Kaolin Tailings Ponds

Kaolin Tailings Ponds

Kaolin tailings ponds play an important role in reclamation of land and water. Discharges impounded from kaolin plants include oversize fractions consisting of coarse kaolin, mica, quartz as well as magnetically extracted contaminents, acid filtrates, and plant washdown streams. Tailing ponds perform an essential function in sedimentation of particulates, blending and reoxygenation of liquid waste, and neutralization and clarification of discharge water. During the past fifteen years, most kaolin firms have segregated their coarse filler waste to allow for possible reclamation for production of delaminated coating clay. This excess coarse filler fraction constitutes a reserve for future coating clay production.

In most cases, the pH of the filtrate is neutralized to pH 6-8 by the addition of lime prior to discharge in the tailings pond. In this condition, ferrous hydroxide is precipitated along with waste kaolin and other suspended solids. The resulting effluent must meet strict environmental standards as to pH, turbidity (0 NTU) , dissolved solids, and chemical oxygen demand.
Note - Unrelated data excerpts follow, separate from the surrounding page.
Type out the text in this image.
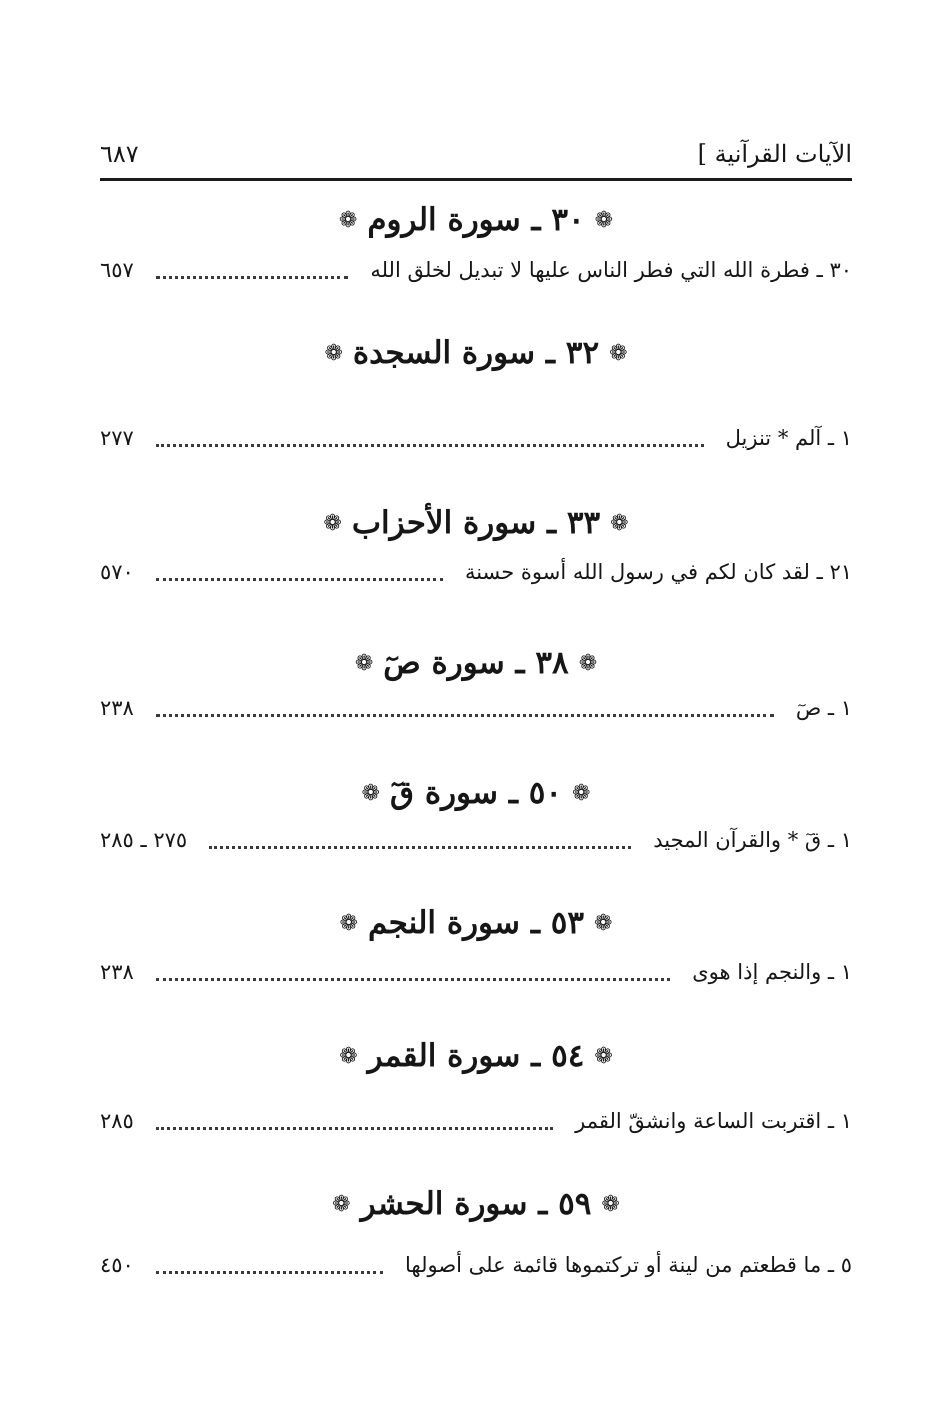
الآيات القرآنية ]
٦٨٧
❁٣٠ ـ سورة الروم❁
٣٠ ـ فطرة الله التي فطر الناس عليها لا تبديل لخلق الله
٦٥٧
❁٣٢ ـ سورة السجدة❁
١ ـ آلم * تنزيل
٢٧٧
❁٣٣ ـ سورة الأحزاب❁
٢١ ـ لقد كان لكم في رسول الله أسوة حسنة
٥٧٠
❁٣٨ ـ سورة صٓ❁
١ ـ صٓ
٢٣٨
❁٥٠ ـ سورة قٓ❁
١ ـ قٓ * والقرآن المجيد
٢٧٥ ـ ٢٨٥
❁٥٣ ـ سورة النجم❁
١ ـ والنجم إذا هوى
٢٣٨
❁٥٤ ـ سورة القمر❁
١ ـ اقتربت الساعة وانشقّ القمر
٢٨٥
❁٥٩ ـ سورة الحشر❁
٥ ـ ما قطعتم من لينة أو تركتموها قائمة على أصولها
٤٥٠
From the onset of large scale waterwashed kaolin production about 50 years ago until 1965, crude soft or Cretaceous kaolin, which typically averages 55% minus two microns, has been fractionated into fine coating fractions and coarse filler fractions. The coating fractions have ranged from 70-90% minus two microns and the filler fractions have ranged from a low of 10% minus two microns to 35% minus two microns.

The delaminated coating clay product had superior coating efficiency, especially for light weight publication grades of paper made from southern softwoods. The high covering efficiency of delaminated clay and its excellent printing and optical properties rapidly established this grade of clay as a premium coating pigment. In 1983 delaminated coating clay accounted for over 13% of the total water-washed production clay and represented one of the most rapidly growing grades of coating clay.

One of the most important methods of converting coarse filler fractions into delaminated clay is to use fine media such as 20-30 mesh sand or glass beads in an attrition mill. In one process, it is possible to convert a filler fraction of about 40% minus two microns into a coating fraction about 70% minus two microns in one pass with 100% conversion.